ALBUM REVIEW: Joy Division/New Order | TOTAL

written by Chris Familton

The story of Joy Division’s journey from post punk pioneers through the tragic suicide of frontman Ian Curtis and the subsequent and unexpected reincarnation as New Order is one that has been told many times over the decades. As far as legends go theirs is a classic tale of innocence, disaster and resurrection and though it has been romanticised to some extent through books, films and word of mouth it is a truly remarkable story.

TOTAL is yet another attempt at anthologising Joy Division and New Order though few have had the foresight to combine both bands in one document.
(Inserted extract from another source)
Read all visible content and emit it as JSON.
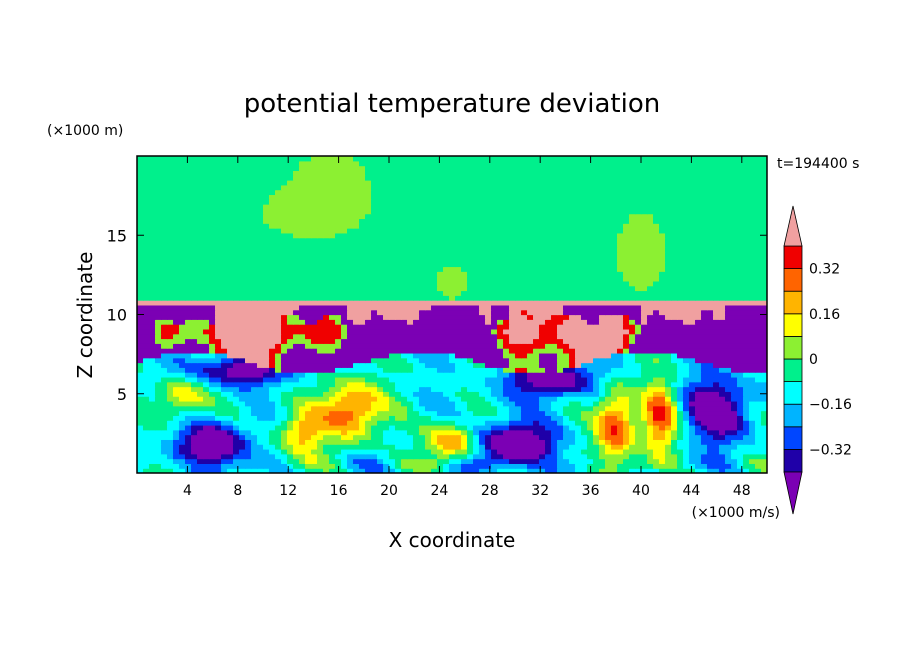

The result is an album that intriguingly captures the evolution of five musicians while at the same time laying out the decline of their stock from a certain point around the end of the 80s. Joy Division have five tracks on the album while New Order contribute thirteen, an aspect of unbalance indeed. Most likely the compilers wanted a full career retrospective, sacrificing quality for a complete career arc.

Each of Joy Division’s tracks are absolute classics that define a time of disillusionment, post punk experimentation and the intellectual embrace of dark thoughts. Their incorporation of synth drums and cold, isolationist settings gives the songs an alien and glacial atmosphere with Curtis’ voice intoning deep and magnificently over the top. As important as Curtis’ voice is the bass playing of Peter Hook with his rhythmic approach that by its pure originality and melodic inventiveness supplanted the guitar as the dominant stringed instrument in the band. Love Will Tear Us Apart has become a definitive anthem but as important are the jerky nihilism of She’s Lost Control and the heavy, clouded mood of Atmosphere.

The transition into New Order and the addition of Gillian Gilbert on synths feels like new dawn, the emergence of the band, blinking into the sunlight of the 80s. Ceremony is a natural evolution from Joy Division but from Temptation on you can hear the band gaining confidence in their new direction with an increased optimism in the guitar work of Bernard Sumner and a rhythmic brightness to Stephen Morris’ drumming. New Order is arguably their greatest moment with its robotic drumming and the full embrace of the decade’s futuristic technology. It changed the way this writer listened to music as an eleven year old and introduced many to electronic music. Once New Order realised they had found themselves as a band they continued to write brilliant songs that married technology, traditional structures and mood. The Perfect Kiss is ebullient while still retaining its edge among its prog-tronic changes. Bizarre Love Triangle epitomises the pinnacles of 80s synth pop and compared to Joy Division it has a positively saccharine sweet glow.

The cracks began to appear around the Pet Shop Boys sounding True Faith and the lazy overkill of Fine Time. Then it was a descent into football theme songs and electro rock. The last gasp of Crystal showed signs there was still some magic but it proved to be too little too late as the turn of the century signposted the end of an era for a band(s) that had managed to stay contemporary and of the times for two decades. Listen to the first eleven tracks on TOTAL and you will experience a mastercraft of relentless inventiveness charting the brilliant evolution of a seminal band who went from amateurs to auteurs before our ears.